And after that, we saw Republican-controlled legislatures across the country drop. hundreds of anti-voting bills. And so when we saw that collective activity happening, we had to go to the federal government and ask for protections.
Hillary Hawley works for Fair Fight Action, an organization working to fight voter suppression around the country. Though literacy tests remain a thing of the past, many states have enacted laws that purge voter rolls in ways that target minorities or have made voting more difficult by closing polling places in largely Black areas. Fair Fight is now working to get legislation such as the John Lewis Voting Rights Act passed in Congress to stop these tactics.

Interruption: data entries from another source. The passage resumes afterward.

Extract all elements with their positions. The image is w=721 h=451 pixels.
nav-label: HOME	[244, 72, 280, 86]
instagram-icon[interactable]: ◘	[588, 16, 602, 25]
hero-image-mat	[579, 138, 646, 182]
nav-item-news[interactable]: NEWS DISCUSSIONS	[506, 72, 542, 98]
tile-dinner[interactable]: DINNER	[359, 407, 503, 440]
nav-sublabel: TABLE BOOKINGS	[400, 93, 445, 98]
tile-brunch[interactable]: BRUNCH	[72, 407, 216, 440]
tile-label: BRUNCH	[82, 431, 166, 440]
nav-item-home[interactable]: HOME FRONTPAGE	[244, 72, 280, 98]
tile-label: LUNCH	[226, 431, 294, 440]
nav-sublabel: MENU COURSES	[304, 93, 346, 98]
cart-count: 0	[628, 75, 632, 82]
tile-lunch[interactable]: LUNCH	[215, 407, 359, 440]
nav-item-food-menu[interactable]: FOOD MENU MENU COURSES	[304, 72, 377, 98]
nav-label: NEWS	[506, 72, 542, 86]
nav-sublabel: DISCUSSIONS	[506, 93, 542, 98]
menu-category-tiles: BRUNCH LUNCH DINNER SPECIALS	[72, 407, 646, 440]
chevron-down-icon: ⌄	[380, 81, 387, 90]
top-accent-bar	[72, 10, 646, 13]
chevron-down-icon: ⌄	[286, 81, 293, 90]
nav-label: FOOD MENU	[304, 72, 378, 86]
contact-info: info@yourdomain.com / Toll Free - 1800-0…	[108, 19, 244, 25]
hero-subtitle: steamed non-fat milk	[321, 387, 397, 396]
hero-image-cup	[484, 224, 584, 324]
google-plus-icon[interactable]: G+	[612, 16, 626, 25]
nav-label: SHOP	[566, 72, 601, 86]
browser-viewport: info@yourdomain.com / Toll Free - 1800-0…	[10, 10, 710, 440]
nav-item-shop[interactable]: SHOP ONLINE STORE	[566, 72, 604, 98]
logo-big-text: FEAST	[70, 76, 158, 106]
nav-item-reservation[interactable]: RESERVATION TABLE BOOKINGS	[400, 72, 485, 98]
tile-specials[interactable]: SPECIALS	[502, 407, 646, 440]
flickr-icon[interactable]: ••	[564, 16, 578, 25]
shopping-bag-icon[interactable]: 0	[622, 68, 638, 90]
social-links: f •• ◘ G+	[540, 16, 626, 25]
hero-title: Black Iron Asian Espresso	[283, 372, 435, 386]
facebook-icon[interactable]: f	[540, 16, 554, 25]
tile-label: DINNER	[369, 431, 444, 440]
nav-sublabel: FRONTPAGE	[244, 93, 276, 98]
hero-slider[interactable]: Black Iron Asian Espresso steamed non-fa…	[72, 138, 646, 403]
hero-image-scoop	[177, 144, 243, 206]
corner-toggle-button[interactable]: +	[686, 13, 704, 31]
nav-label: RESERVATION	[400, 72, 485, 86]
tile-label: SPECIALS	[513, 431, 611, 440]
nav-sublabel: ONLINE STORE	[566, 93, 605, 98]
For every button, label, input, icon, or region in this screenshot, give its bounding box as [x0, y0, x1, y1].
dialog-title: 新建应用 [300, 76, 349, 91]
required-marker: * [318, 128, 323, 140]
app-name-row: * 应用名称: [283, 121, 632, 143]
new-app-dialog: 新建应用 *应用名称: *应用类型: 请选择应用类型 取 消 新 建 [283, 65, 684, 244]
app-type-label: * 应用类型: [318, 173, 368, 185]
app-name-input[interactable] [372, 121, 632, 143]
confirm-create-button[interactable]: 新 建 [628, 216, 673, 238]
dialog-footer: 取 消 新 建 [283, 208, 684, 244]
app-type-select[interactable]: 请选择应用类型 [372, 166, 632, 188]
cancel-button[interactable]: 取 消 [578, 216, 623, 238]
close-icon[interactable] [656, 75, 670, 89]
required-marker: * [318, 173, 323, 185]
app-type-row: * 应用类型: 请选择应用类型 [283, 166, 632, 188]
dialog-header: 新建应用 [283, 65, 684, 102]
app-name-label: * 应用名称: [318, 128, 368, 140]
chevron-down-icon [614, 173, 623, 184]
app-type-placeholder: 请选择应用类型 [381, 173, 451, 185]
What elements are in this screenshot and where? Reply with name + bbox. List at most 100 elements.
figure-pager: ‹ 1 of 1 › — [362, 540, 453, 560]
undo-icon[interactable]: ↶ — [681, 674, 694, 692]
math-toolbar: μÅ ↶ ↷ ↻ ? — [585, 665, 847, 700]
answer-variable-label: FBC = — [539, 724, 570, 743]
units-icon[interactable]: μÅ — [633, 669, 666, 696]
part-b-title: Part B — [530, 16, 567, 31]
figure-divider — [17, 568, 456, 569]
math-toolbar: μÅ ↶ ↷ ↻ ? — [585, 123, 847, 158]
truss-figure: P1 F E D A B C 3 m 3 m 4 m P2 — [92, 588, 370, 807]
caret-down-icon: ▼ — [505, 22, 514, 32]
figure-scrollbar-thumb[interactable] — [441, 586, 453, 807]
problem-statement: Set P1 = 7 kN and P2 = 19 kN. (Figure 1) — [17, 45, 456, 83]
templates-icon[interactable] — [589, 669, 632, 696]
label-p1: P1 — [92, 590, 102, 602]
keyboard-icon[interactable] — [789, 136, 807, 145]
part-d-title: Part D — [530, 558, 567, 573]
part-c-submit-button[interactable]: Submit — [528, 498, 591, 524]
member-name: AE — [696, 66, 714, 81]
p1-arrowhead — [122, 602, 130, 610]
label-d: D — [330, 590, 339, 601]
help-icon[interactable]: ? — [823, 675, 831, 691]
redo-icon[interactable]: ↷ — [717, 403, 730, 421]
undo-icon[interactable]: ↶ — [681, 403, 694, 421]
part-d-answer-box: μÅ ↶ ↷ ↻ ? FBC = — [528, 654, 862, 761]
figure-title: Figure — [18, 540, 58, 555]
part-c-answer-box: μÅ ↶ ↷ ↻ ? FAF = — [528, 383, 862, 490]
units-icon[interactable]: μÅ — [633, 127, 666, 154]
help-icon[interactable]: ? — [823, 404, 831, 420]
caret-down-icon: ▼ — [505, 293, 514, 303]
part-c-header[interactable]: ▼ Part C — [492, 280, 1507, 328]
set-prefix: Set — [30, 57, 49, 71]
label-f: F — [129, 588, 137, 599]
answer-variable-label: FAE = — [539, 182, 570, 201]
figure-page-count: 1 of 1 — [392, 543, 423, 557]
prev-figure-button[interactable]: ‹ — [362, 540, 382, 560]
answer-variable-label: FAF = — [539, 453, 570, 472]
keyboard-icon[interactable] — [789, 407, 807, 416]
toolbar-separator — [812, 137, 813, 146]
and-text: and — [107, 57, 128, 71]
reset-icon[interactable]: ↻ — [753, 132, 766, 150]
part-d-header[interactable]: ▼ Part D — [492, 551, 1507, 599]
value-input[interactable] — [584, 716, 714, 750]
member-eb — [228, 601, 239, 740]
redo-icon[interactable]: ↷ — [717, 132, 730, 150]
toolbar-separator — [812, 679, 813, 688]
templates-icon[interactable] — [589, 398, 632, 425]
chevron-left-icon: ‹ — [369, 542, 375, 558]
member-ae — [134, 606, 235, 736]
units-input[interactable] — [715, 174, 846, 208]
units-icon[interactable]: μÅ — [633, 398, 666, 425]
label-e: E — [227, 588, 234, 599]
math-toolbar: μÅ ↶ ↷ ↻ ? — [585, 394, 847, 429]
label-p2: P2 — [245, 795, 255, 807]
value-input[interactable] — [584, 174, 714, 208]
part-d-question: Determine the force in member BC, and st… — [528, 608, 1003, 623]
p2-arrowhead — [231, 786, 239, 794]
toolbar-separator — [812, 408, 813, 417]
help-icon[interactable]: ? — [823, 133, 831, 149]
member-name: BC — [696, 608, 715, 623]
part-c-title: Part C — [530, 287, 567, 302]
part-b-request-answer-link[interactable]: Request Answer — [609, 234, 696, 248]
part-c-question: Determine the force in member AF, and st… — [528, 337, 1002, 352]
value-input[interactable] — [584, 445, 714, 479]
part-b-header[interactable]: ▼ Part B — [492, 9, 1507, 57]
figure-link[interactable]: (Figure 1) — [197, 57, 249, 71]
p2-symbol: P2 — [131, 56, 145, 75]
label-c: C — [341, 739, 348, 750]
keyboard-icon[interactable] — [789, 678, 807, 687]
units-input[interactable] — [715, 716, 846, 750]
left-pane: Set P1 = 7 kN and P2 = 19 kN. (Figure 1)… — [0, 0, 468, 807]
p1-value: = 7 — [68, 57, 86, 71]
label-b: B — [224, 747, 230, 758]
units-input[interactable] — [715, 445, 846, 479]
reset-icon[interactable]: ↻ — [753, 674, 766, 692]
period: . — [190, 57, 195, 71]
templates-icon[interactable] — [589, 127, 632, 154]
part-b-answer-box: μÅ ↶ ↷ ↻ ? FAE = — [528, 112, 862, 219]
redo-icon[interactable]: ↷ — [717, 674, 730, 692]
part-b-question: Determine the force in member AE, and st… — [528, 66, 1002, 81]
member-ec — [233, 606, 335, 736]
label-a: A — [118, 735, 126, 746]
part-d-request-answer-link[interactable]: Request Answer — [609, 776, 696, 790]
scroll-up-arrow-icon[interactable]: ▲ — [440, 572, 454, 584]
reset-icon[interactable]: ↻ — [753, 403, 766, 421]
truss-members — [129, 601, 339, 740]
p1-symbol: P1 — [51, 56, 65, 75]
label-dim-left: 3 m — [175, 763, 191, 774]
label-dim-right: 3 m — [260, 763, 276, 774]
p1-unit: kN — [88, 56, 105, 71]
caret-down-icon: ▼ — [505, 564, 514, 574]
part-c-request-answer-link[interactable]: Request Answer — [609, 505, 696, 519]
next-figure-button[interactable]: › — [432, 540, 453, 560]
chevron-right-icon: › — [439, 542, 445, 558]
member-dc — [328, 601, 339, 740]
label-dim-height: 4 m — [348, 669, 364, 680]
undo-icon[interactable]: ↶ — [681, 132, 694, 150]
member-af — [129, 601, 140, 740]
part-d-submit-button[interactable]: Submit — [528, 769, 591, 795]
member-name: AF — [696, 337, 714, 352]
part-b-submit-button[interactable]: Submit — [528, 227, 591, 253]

So we started working with Congress basically right out the gate in January 2021 to help ensure that the legislation was drafted in a way that could actually mitigate voter suppression and combat the real attacks that we're seeing in real time. Even though today's laws might be a bit different, they're intended with the same, you know, outcome in mind, to make it harder for Black people to vote, to make sure that African Americans don't have equal standing of one man, one vote in the democracy in order to ensure more white control over our political systems. I think it's important to learn about Reconstruction in American history because that was the moment, I think, Where our democracy held the most promise for every single person, at least every single male in the history of the United States of America, regardless of race.
And I think that if we are to ever really fulfill that promise, then people need to understand the history of voting rights and voting right laws in the reconstruction era.